Why Aren't Desktops Managed Like Containers?
Containers, the management and packaging technology for applications, are useful for many reasons:
- Packaging is simpler and self-contained
- Underlying operating system distribution becomes irrelevant
- Performance, therefore density, and therefore cost, is much better when working without a hypervisor layer
To my mind, though, one of the most important elements in any technology is how it affects culture and incentives. For example, MVC development frameworks are helpful for many reasons, but the most important is that it encourages (and sometimes forces) a cleaner way of thinking about and building software.
The particular benefit of container packaging, and particularly Docker images and ACI, is the encouragement to think cleanly about immutable applications and mutable data as distinct entities.
When I run an application as a container, I need to think about both of those elements:
- My application binary is identical to every other instance of that application running everywhere else in my company and, if a public image, the entire world.
- My data is kept outside the container and made available to/from the container.
Practically, this means that I can take any computer instance at all (that supports the container format), tell it to run my given images as containers with a given set of data, and I am precisely where I started before.
Many systems have arisen over the years to simplify this replicability, from cloud-config to chef/puppet to docker-compose/fig.
This near-instant replicability is the basis of the "cattle not pets" paradigm of systems. If I can reconstruct any system with a high degree of reliability and speed, I don't have to worry about each system; they become disposable.
This begs the question: why are desktops still pets?
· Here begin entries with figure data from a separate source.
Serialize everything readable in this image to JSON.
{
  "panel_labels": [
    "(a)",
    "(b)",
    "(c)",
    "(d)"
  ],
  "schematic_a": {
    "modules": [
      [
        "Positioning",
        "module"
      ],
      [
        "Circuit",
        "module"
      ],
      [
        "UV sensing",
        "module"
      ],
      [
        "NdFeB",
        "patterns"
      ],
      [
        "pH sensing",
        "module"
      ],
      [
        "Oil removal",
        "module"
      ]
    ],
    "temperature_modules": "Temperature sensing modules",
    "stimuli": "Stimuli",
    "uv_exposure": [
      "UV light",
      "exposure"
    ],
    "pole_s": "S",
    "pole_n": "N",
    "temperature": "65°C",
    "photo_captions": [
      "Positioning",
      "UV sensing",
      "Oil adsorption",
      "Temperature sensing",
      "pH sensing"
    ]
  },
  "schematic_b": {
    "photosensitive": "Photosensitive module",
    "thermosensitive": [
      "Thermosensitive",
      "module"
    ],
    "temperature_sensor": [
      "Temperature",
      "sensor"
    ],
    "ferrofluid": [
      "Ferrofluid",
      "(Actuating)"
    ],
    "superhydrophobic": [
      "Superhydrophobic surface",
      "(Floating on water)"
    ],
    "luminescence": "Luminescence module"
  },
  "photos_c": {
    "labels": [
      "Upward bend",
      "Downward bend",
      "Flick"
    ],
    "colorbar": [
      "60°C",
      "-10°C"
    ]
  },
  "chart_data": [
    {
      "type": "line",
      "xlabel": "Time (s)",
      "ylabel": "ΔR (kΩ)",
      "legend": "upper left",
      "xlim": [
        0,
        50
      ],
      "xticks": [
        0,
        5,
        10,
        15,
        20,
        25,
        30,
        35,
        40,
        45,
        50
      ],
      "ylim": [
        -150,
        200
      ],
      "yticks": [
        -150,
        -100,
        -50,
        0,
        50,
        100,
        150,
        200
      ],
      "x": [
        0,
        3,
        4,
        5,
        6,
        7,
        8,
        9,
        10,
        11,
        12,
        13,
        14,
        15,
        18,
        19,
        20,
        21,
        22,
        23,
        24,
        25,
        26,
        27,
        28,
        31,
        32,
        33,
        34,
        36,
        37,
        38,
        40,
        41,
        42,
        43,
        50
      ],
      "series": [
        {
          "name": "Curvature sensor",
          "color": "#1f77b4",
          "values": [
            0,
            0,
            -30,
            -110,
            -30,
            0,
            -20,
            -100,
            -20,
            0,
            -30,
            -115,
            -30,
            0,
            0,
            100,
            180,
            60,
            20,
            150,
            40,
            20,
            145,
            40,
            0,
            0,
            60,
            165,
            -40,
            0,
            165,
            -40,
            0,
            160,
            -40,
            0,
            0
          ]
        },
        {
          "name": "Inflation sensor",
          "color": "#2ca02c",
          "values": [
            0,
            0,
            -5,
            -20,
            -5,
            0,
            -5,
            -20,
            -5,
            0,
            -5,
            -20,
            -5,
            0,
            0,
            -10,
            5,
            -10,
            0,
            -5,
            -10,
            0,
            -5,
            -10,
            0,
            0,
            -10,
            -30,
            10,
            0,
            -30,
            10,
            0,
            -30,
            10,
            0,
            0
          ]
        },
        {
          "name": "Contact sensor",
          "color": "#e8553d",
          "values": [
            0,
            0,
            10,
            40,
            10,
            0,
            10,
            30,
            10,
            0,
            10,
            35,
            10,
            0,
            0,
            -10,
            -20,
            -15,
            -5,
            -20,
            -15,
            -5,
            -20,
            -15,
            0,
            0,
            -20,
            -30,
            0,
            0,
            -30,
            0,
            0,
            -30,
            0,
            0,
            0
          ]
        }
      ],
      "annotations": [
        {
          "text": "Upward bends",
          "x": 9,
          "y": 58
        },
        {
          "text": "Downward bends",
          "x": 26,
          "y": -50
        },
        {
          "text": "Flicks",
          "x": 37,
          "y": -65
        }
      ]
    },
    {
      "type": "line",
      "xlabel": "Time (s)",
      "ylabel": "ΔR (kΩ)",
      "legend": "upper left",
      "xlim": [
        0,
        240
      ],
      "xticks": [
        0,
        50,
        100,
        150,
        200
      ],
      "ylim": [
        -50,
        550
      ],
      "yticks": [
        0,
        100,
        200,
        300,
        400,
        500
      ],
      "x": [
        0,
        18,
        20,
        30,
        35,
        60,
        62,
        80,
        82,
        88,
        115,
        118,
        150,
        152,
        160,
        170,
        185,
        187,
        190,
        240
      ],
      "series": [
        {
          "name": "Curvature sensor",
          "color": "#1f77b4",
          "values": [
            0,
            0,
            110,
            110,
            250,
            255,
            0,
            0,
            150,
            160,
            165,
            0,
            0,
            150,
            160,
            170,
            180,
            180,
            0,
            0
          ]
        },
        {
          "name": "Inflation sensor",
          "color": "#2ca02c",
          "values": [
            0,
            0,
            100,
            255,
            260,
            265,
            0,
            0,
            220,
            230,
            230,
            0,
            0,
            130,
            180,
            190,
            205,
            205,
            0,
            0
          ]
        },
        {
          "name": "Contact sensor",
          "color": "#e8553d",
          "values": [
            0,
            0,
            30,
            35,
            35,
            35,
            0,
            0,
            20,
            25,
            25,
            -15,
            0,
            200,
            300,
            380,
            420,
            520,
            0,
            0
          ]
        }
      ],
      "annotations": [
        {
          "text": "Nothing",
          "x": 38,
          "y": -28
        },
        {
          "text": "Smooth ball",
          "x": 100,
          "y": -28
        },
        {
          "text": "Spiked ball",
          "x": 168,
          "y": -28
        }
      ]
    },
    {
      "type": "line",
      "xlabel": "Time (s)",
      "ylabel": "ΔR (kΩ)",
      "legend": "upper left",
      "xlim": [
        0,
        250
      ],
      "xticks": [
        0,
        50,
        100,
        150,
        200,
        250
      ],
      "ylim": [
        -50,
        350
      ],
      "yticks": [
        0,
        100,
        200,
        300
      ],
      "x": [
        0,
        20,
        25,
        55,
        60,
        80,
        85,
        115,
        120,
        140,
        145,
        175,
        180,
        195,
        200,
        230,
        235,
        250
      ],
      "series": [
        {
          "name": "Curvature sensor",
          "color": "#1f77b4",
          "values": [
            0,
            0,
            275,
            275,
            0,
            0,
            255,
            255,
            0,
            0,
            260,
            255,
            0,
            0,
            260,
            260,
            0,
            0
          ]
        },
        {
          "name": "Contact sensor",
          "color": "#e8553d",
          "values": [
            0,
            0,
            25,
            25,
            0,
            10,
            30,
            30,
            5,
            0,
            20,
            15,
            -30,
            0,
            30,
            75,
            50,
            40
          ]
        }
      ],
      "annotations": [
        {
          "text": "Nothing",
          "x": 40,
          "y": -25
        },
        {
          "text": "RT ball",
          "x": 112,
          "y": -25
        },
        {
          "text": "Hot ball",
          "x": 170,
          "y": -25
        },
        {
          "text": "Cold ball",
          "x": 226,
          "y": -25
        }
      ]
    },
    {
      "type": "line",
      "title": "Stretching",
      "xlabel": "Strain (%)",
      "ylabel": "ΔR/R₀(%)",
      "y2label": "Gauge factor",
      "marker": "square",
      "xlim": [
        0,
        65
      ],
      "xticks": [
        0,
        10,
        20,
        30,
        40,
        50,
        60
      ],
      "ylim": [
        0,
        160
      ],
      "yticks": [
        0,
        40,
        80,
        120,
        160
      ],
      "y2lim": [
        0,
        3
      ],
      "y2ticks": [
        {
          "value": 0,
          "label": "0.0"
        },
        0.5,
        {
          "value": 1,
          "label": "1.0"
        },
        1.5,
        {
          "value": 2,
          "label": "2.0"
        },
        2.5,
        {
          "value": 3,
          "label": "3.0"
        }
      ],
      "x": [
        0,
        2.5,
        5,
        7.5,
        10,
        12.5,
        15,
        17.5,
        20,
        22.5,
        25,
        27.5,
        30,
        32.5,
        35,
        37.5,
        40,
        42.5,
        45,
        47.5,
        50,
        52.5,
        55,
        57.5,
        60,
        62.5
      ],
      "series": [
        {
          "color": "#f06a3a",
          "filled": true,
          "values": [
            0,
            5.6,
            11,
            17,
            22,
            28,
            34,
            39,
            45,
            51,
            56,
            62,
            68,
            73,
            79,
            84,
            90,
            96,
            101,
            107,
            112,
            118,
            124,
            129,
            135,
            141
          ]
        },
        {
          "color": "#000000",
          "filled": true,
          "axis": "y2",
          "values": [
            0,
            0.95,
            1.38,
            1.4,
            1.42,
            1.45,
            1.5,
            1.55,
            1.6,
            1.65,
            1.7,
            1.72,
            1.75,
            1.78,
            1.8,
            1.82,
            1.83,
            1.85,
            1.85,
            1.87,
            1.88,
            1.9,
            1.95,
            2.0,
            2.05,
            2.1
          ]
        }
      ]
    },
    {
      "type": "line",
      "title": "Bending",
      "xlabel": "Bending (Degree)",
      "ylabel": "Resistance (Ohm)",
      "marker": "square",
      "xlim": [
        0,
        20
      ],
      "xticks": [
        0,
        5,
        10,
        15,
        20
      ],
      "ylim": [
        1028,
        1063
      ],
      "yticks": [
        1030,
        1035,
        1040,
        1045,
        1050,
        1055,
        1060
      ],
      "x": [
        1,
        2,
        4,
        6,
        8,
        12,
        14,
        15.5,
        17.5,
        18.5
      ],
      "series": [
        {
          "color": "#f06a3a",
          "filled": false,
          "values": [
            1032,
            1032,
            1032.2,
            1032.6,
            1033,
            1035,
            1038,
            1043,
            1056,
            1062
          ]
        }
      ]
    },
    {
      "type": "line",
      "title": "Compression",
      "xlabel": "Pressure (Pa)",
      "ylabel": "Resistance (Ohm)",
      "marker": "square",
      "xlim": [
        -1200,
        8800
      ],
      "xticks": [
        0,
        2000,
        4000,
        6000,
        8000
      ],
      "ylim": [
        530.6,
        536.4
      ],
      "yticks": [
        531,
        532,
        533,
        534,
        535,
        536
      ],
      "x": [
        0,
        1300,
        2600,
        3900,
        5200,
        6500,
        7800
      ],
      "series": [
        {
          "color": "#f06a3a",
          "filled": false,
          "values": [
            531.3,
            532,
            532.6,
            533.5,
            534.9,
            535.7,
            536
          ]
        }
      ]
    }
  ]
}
This past weekend I upgraded my (very old) MacBook Air from El Capitan (OS X 10.11) to Sierra (macOS 10.12).
Since it is pretty old, and has accumulated a lot of "cruft" over the years, I decided to do a clean install:
- Back up all of my data. Actually, back it up twice: once to an online backup service for critical data, and the entire system via Time Machine to a local drive.
- Wipe my drive and do a clean Sierra install.
- Restore my data from my backup drive.
Unfortunately, I hit a few snags on the way with a poorly-unmounted 1TB USB drive, which led to a very long period of macOS running fsck and me praying the drive was recoverable. (Why they don't use ZFS to eliminate these problems is a topic for another day...)
This is the way we have been doing desktop migrations and/or reinstalls for decades; very little has changed. Sure, we now have Time Machine to ease backups, online backup services like BackBlaze/Carbonite/CrashPlan, and Migration Assistant to ease the restore. Even so, it shouldn't be that hard.
Here is what desktop migrations should look like:
- All applications are immutable images, just like container images.
- All data is separate from the application and available locally and encrypted online.
- The entire set is stored as a single configuration, like a compose file.
Restoring my entire system requires just one piece of information: the configuration file.
Upon start, I feed my configuration file to the operating system, which does the following:
- Install the standard images of the correct versions of my applications
- Replicate my data from the cloud
- Finish
To some degree, this is how iOS works with iCloud backup. Of course, iOS has a much more rigid (and enforced) rules as to what an application can and cannot do. This allows it to constrain how apps are packaged; where data resides; and how many pieces of information are required to replicate them (exactly two: app ID+version; and data location).
However, achieving this on a desktop doesn't require rigid constraints on a general purpose operating system. As long as three simple rules are met, applications will comply:
- Make is easier to follow the rules than not.
- Make all necessary services that an app could require available.
- Make it obvious to customers see how easy it is when an app "behaves".
It shouldn't be too hard to get general purpose operating systems like Mac, Linux and Windows there as well. It is high time desktop operating systems caught up to the advancements elsewhere in computing.
The 1990s are calling; they want their operating system management back.